As some of you know, we’re building our new startup on top of Merb. One of my favorite things about Merb is how much easier it is to understand than Rails is when you need to hack on something that’s outside the realm of what the framework expects you to use it for. I think that Ezra Zygmuntowicz put it best in his recent tech talk on Merb:
A lot of people tend to end up treating Rails as a blackbox because it is eighty thousand or so lines of code and it’s a little bit hard to step into and figure out what’s going on because there’s so much advanced Ruby meta-programming going on inside of there. I kind of feel like the place for meta-programming and that kind of stuff is in your own application code. I’d rather have the foundation that you’re building on top of be as simple and as easy to understand as possible so that when you do hit the wall and you need to look inside the framework you don’t get grossed out and you can get in there and actually do stuff with it.
Amen.
I was having a conversation with a friend the other day who said something along the lines of “lately at work, we’ve pretty much just been rewriting Active Record to make it not suck as much”.
I was thinking about it, and I’ve never really heard anyone say anything good about Active Record. It’s slow, it uses a ton of memory, it’s not thread-safe, etc.
Luckily, the community is starting to tackle those problems with a couple of new projects aimed at doing a better job of OR mapping.
The one that I’ve used the most, and that we’re building the software for my new company on, is Datamapper.
The development philosophy behind Datamapper tries to keep everything as fast and as lightweight as possible.
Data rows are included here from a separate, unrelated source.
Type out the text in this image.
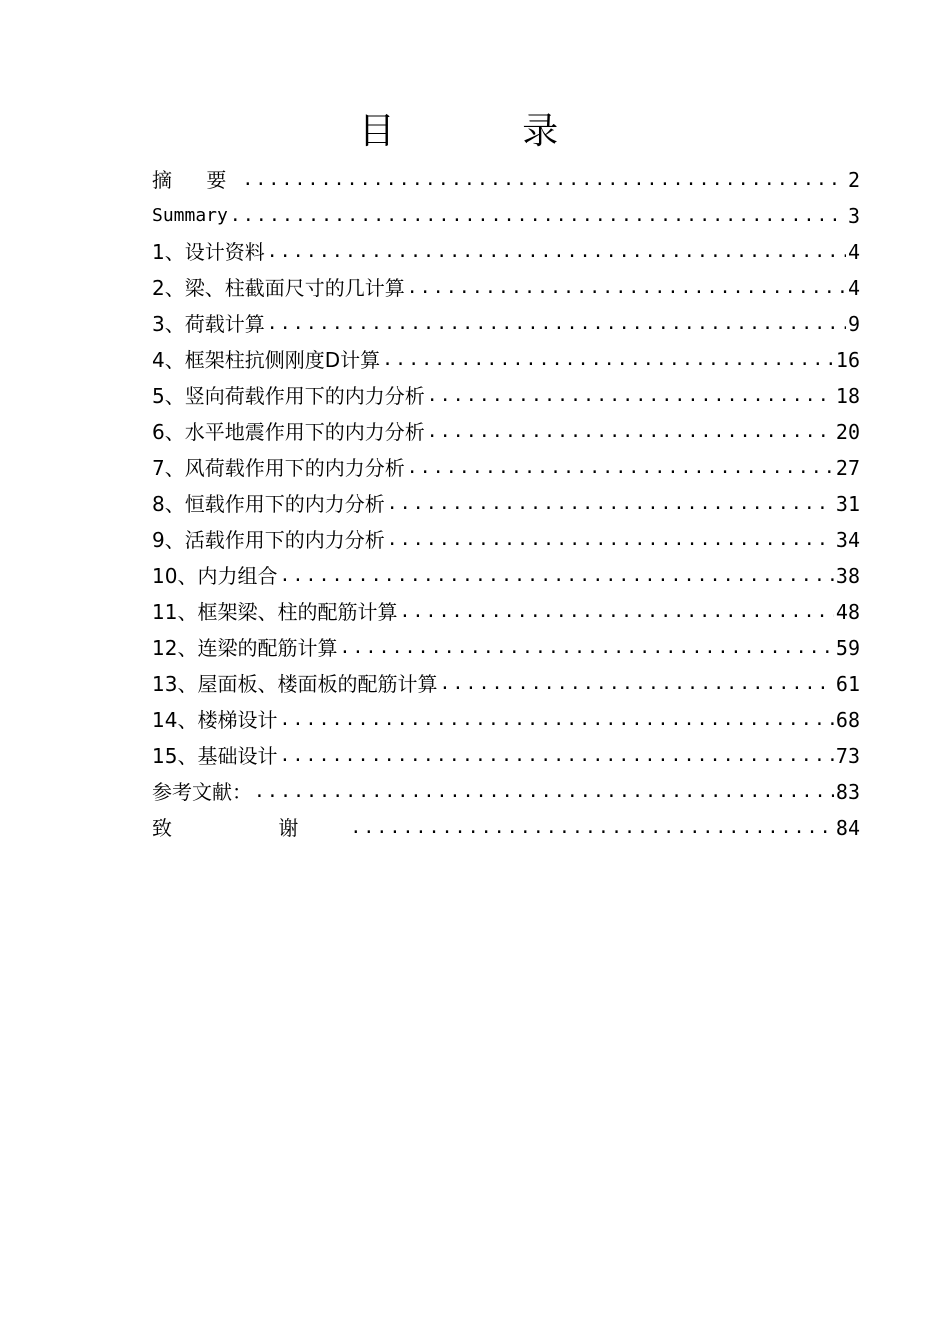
目 录
摘 要 .....	2
Summary .....	3
1、设计资料 .....	4
2、梁、柱截面尺寸的几计算 .....	4
3、荷载计算 .....	9
4、框架柱抗侧刚度D计算 .....	16
5、竖向荷载作用下的内力分析 .....	18
6、水平地震作用下的内力分析 .....	20
7、风荷载作用下的内力分析 .....	27
8、恒载作用下的内力分析 .....	31
9、活载作用下的内力分析 .....	34
10、内力组合 .....	38
11、框架梁、柱的配筋计算 .....	48
12、连梁的配筋计算 .....	59
13、屋面板、楼面板的配筋计算 .....	61
14、楼梯设计 .....	68
15、基础设计 .....	73
参考文献： .....	83
致 谢 .....	84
It does this by being as lazy as possible in what it loads to keep memory usage down, and by breaking out as much functionality as possible into plugins, so that you only need to include what you’re really using in your application.
In my stress tests here using my new application, I’ve seen significant speed increases across the board compared to ActiveRecord. (I’m writing a Merb app, and it’s relatively easy to switch back and forth between the two of them at this early stage in development.)
Datamapper also has most of the major ActiveRecord plugins ported to it (as well as a CouchDB adaptor that we’re using for some of our models).
If you’re starting a new Ruby web application, I strongly suggest checking it out instead of just settling for the default choice of Active Record.